Overview
Every deal on ReBattery moves through a defined sequence of steps. Both parties share the same workspace and must advance or confirm each step before the deal progresses. This prevents either side from skipping ahead and ensures there is a clear record of what was agreed and when.
There are two deal paths: purchase deals (between a supplier and a buyer) and recycling deals (between a supplier or buyer and a recycler). Both follow the same lifecycle structure, with minor differences noted below.
Step 1: Offer or Enquiry
A deal starts from one of three sources:
- Purchase offer — a buyer submits a bid on a negotiated-price listing
- Buy Now — a buyer purchases a fixed-price listing directly, skipping the offer stage
- Recycling enquiry — a supplier or buyer contacts a recycler from the directory
For purchase offers and recycling enquiries, both parties may counter before accepting. Once accepted, a deal is created and both parties move into the deal workspace.
Buy Now actions create a deal immediately at the listed price — no negotiation takes place.
Step 2: Terms Agreed
Once the deal is created, both parties review and confirm the agreed terms. This step captures:
- Final price and quantity
- Collection address and schedule
- Any specific fulfilment requirements raised during negotiation
Both sides must confirm terms before the deal advances.
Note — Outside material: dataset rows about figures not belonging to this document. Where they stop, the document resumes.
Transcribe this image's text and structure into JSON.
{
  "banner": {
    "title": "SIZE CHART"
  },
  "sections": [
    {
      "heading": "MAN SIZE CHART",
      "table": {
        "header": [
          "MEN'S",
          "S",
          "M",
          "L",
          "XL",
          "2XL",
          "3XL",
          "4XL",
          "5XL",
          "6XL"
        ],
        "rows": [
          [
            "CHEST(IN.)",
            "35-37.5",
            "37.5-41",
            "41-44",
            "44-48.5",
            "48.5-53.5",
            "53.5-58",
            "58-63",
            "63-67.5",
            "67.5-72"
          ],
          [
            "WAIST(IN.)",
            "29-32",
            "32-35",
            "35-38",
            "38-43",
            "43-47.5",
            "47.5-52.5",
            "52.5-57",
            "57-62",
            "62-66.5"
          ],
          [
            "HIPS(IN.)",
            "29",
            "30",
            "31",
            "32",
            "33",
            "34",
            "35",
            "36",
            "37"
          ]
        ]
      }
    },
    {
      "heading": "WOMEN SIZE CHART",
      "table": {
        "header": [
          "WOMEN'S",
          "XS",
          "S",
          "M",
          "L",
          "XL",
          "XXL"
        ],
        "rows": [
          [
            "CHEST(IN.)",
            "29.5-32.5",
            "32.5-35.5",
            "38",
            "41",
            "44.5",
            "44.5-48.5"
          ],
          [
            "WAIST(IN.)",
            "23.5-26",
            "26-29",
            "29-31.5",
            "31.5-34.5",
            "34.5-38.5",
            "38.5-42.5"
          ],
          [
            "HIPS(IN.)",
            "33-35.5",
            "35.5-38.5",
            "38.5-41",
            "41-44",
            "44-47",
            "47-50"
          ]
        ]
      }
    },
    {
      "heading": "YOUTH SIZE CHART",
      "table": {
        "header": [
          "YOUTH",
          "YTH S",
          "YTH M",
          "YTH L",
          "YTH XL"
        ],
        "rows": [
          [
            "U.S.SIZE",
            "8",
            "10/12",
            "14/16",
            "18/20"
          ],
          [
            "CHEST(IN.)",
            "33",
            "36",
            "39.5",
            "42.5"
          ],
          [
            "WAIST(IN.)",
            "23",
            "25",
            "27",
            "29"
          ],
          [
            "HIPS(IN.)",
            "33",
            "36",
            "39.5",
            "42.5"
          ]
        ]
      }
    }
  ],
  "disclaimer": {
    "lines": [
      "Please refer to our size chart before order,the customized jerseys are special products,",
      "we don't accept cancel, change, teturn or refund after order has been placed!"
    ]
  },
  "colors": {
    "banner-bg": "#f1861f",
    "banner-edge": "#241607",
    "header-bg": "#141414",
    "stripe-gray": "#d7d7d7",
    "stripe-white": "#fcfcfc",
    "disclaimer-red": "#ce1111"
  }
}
If either party wants to adjust something at this stage, they raise it through the deal workspace messaging thread before confirming.
For recycling deals, the recycler's processing terms — including any fees, timeline, and delivery requirements — are confirmed at this step.
Step 3: Agreement Signing
Once terms are confirmed, the platform generates a deal agreement. This is a legally-binding document that captures the confirmed terms, business details of both parties, and the collection or delivery schedule.
Both parties must sign the agreement before payment can proceed. Agreements are signed from the Documents tab in the deal workspace. Once both signatures are in place, the agreement is locked and the deal advances.
See Signing and Agreements for full detail on what the agreement contains and how to sign.
Step 4: Payment
Payment applies to purchase deals. The buyer submits payment from the deal workspace after the agreement is signed.
The platform holds the payment in escrow. The deal moves to a confirmed state once payment is received — at that point the supplier knows funds are secured and collection can proceed.
Some payment methods (such as bank transfer) take additional processing time. The deal will show a pending state during this window and advance automatically when payment clears.
For recycling deals where the recycler charges a processing fee, payment direction may work in either direction — the recycler may pay the supplier for recovered material value, or the supplier may pay the recycler for processing services. This is agreed during the enquiry stage and confirmed in the deal terms.
See Payments and Payouts for more on how payment is processed.
Step 5: Collection
With payment confirmed, both parties use the deal workspace to coordinate the physical handoff. The collection schedule set on the listing is the starting point — either party can propose a specific date and time from within the available windows.
For purchase deals: the buyer (or their carrier) collects from the supplier's site. The supplier marks collection complete once the battery has left their custody.
For recycling deals: collection logistics follow the recycler's processing terms — the recycler may collect, or the sender may arrange delivery to the recycling facility. The workspace messaging thread is used to coordinate.
Step 6: Completion and Payout
Once collection is confirmed, the deal moves to completion.
For purchase deals: the supplier marks the deal complete. Funds held in escrow are released to the supplier's connected account. Payout typically arrives within 2–7 business days depending on your bank and payment method.
For recycling deals: the recycler uploads the recycling confirmation document once processing is complete. Both parties sign the confirmation. This serves as the end-of-life record for the battery and closes the deal.
See Supplier Payouts for detail on payout timing and connected account setup.
What Can Block a Deal
Deals can stall if either party is unresponsive. The most common blockers are:
- Unsigned agreement — the deal cannot advance past Step 3 until both parties sign
- Payment not submitted — the deal waits at the payment step until the buyer completes payment
- Collection not confirmed — the supplier must mark handoff complete to trigger payout release
- Recycling confirmation not uploaded — recycling deals require the recycler to upload the confirmation document before the deal can close
If your counterparty is unresponsive, use the deal workspace messaging thread. If there is no progress after a reasonable period, contact support with the deal reference number.
Cancellation
Deals can be cancelled by either party before collection takes place. If payment has already been made, contact support — refund and cancellation handling depends on the stage the deal has reached and the circumstances involved.